Perry was born in Stockport, in 1909 where his father, Samuel Perry (1877–1954), was a cotton spinner. For the first decade of his life, he also lived in Bolton, Lancashire, and Wallasey, Cheshire, because his father was involved in local politics. When living in Wallasey he attended Liscard Primary School and Wallasey Grammar School. Perry moved to Brentham Garden Suburb in Ealing, west London aged eleven years when his father became the national secretary of the Co-operative Party after World War I. His father became the Co-operative Party Member of Parliament for Kettering in 1929.

Perry first began to play tennis on the public courts near his family's housing estate. He was educated at Ealing Grammar School for Boys.

In 1928–29, Perry won several medals in the single, double and team events in the World Table Tennis Championships. He had exceptional speed and played with the Shakehand style, attacking the ball low and on the rise.

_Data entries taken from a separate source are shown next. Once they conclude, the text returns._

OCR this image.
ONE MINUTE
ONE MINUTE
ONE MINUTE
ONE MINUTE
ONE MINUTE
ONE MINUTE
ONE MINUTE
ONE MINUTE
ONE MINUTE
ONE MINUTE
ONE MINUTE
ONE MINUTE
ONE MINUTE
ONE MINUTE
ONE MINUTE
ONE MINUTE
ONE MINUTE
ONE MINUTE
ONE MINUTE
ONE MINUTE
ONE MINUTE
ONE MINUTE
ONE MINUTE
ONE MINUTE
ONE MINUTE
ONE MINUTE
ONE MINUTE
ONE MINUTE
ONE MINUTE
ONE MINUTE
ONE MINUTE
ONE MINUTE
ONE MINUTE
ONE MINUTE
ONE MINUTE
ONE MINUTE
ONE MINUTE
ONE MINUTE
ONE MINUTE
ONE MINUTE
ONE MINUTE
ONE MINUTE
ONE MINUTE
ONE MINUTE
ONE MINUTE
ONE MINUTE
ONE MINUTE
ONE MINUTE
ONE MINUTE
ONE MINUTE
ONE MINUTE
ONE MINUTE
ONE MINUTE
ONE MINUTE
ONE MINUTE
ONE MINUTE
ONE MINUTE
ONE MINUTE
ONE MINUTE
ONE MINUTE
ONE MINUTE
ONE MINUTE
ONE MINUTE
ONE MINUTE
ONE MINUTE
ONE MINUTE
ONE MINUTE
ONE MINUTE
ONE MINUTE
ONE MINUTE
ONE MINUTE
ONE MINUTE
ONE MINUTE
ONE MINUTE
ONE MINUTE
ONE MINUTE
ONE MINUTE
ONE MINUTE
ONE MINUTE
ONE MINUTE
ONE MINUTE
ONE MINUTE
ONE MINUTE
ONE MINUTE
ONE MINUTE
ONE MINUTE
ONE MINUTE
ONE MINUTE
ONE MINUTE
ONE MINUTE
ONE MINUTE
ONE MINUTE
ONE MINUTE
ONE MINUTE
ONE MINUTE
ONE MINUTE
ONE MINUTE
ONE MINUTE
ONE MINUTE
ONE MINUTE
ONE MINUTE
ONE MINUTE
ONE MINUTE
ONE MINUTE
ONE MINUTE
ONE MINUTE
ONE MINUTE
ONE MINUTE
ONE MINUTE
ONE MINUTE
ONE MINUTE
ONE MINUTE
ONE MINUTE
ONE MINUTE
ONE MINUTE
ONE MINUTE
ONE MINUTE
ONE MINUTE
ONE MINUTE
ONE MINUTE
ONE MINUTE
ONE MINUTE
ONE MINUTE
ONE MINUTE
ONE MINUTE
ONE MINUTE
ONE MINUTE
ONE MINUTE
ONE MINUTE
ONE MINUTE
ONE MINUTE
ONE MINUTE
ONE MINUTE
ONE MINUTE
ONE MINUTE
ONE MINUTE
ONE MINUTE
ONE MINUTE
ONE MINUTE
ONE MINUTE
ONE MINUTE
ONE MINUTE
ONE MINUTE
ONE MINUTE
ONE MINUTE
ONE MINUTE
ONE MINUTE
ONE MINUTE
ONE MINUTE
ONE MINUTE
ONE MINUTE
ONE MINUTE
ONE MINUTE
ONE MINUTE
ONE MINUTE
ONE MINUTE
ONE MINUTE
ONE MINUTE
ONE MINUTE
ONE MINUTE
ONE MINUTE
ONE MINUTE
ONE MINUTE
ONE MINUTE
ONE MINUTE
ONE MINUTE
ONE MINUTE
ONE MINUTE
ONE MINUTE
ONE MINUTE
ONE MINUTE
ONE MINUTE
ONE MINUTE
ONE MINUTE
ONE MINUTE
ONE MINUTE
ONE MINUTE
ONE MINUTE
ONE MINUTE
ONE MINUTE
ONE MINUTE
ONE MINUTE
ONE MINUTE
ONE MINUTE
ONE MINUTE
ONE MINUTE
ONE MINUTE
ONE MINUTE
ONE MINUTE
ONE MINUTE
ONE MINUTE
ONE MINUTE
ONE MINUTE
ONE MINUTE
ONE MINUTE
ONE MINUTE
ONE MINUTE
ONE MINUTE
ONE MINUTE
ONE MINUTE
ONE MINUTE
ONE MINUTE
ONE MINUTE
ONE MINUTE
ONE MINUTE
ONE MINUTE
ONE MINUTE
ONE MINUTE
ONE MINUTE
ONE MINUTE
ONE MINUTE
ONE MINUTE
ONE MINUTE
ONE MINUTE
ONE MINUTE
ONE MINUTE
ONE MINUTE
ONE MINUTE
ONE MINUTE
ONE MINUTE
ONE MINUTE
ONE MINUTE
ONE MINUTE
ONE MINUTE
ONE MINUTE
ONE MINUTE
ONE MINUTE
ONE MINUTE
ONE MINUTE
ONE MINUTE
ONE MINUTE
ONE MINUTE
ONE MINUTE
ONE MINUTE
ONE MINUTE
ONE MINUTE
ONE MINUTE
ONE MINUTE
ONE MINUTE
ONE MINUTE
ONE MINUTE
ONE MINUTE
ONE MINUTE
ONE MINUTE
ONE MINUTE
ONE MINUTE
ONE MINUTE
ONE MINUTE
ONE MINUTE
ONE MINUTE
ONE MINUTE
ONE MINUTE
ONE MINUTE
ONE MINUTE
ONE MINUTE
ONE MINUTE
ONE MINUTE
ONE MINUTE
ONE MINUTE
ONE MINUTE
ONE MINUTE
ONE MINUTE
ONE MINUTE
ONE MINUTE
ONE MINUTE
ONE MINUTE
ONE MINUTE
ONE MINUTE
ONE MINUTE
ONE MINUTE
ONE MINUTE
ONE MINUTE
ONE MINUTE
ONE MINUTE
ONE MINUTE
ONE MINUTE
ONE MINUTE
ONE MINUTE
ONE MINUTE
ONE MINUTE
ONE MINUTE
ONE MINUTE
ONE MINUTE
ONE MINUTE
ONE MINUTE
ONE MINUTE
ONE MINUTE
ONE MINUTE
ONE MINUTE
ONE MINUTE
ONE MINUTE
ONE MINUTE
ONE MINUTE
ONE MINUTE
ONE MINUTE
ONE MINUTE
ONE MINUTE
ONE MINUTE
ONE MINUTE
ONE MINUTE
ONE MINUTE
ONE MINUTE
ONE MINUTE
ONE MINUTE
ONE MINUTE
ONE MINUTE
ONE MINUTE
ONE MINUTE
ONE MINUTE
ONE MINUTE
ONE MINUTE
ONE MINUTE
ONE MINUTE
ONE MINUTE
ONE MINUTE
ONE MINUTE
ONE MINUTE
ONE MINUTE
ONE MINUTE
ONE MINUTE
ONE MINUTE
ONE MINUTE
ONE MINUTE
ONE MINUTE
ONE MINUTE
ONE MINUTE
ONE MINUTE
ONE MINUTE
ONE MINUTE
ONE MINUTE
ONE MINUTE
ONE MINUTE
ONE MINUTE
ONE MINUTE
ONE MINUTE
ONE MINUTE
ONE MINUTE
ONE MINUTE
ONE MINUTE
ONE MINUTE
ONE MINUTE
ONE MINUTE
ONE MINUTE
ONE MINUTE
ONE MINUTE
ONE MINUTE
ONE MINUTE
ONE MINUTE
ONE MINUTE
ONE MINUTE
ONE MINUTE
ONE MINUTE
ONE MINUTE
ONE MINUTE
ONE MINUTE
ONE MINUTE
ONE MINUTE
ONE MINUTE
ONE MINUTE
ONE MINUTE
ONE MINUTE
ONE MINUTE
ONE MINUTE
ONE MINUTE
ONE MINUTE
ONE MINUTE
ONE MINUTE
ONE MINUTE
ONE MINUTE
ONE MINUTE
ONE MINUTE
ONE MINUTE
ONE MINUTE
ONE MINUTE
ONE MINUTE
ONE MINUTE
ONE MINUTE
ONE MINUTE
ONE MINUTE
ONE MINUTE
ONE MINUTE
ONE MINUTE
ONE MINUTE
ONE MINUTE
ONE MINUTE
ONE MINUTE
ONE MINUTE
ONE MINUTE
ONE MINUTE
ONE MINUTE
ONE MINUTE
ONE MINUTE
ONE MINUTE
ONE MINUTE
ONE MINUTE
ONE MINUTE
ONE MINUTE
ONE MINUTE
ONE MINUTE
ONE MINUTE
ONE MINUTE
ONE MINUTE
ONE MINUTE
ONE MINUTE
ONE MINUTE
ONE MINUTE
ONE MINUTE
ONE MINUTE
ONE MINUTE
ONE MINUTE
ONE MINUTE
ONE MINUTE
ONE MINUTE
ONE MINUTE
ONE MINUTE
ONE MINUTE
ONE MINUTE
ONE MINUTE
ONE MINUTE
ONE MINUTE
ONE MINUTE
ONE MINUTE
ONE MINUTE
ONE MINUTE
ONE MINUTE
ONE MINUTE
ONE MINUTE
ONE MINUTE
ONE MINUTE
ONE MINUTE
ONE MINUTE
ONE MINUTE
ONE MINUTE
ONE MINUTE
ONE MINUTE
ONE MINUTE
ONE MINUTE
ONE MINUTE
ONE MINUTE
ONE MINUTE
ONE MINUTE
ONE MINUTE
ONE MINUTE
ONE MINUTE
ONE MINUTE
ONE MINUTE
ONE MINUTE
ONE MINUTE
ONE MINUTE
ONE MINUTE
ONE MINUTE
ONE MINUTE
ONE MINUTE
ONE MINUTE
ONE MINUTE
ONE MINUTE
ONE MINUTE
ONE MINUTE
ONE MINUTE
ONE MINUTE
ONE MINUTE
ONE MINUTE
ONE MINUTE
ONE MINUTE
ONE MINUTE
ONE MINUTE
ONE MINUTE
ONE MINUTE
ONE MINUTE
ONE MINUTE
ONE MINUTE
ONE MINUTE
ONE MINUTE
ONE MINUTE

Along with the US, French and Australian Amateur championships, Perry won the Wimbledon men's title three times in succession between 1934 and 1936. His final triumph was a 6–1, 6–1, 6–0 victory over the German Baron Gottfried von Cramm which lasted less than 45 minutes. It became the quickest final in the 20th century and the second shortest of all time. Perry had been able to pick up the information from the Wimbledon masseur that von Cramm had been treated for a groin strain and was as a result having difficulty moving wide on the forehand.

Perry's success attracted the adoration of the crowds at Wimbledon particularly as he contrasted sharply with the privileged background of most patrons and players associated with the All England Club at the time. The upper echelons of the British tennis establishment greeted his success more coolly, regarding him as an "upstart". After winning his maiden Wimbledon title, Perry recalled overhearing a Wimbledon committee member remark that "the best man didn't win." His All England Club member's tie, awarded to all winners of the Championships, was left for him on a chair in his dressing room.

In the Davis Cup, Perry led the Great Britain team to four consecutive victories from 1933 to 1936, with wins over France in 1933, the United States in 1934 and 1935, and Australia in 1936. Perry competed in a total of 20 Davis Cup matches, winning 34 of his 38 rubbers in singles, and 11 out of 14 in doubles.

After three years as the world No. 1 tennis amateur player, Perry turned professional in late 1936. This led to his being virtually ostracized by the British tennis establishment. He made his professional debut on 6 January 1937 at the Madison Square Garden against the best professional player, Ellsworth Vines. For the next two years he played lengthy tours against Vines. In 1937, they played 61 matches in the United States on their big tour, with Vines winning 32 and Perry 29. They then sailed to Britain, where they played a brief tour. Perry won six matches out of nine, so they finished the year tied at 35 victories each. The following year, 1938, the big tour was even longer, and this time Vines beat Perry 49 matches to 35, while a short tour of the Caribbean and Central and South America ended at four victories a piece. Don Budge won the Grand Slam in 1938 as an amateur and then turned professional and played a series of matches against both Vines and Perry in 1939, beating Vines 22 times to 17, and beating Perry by 28 victories to 8.

Perry also won the US Pro title in 1938 and 1941, held in Chicago in both those years.

Perry died at Epworth Hospital in Melbourne, Australia after breaking his ribs following a fall in a hotel bathroom.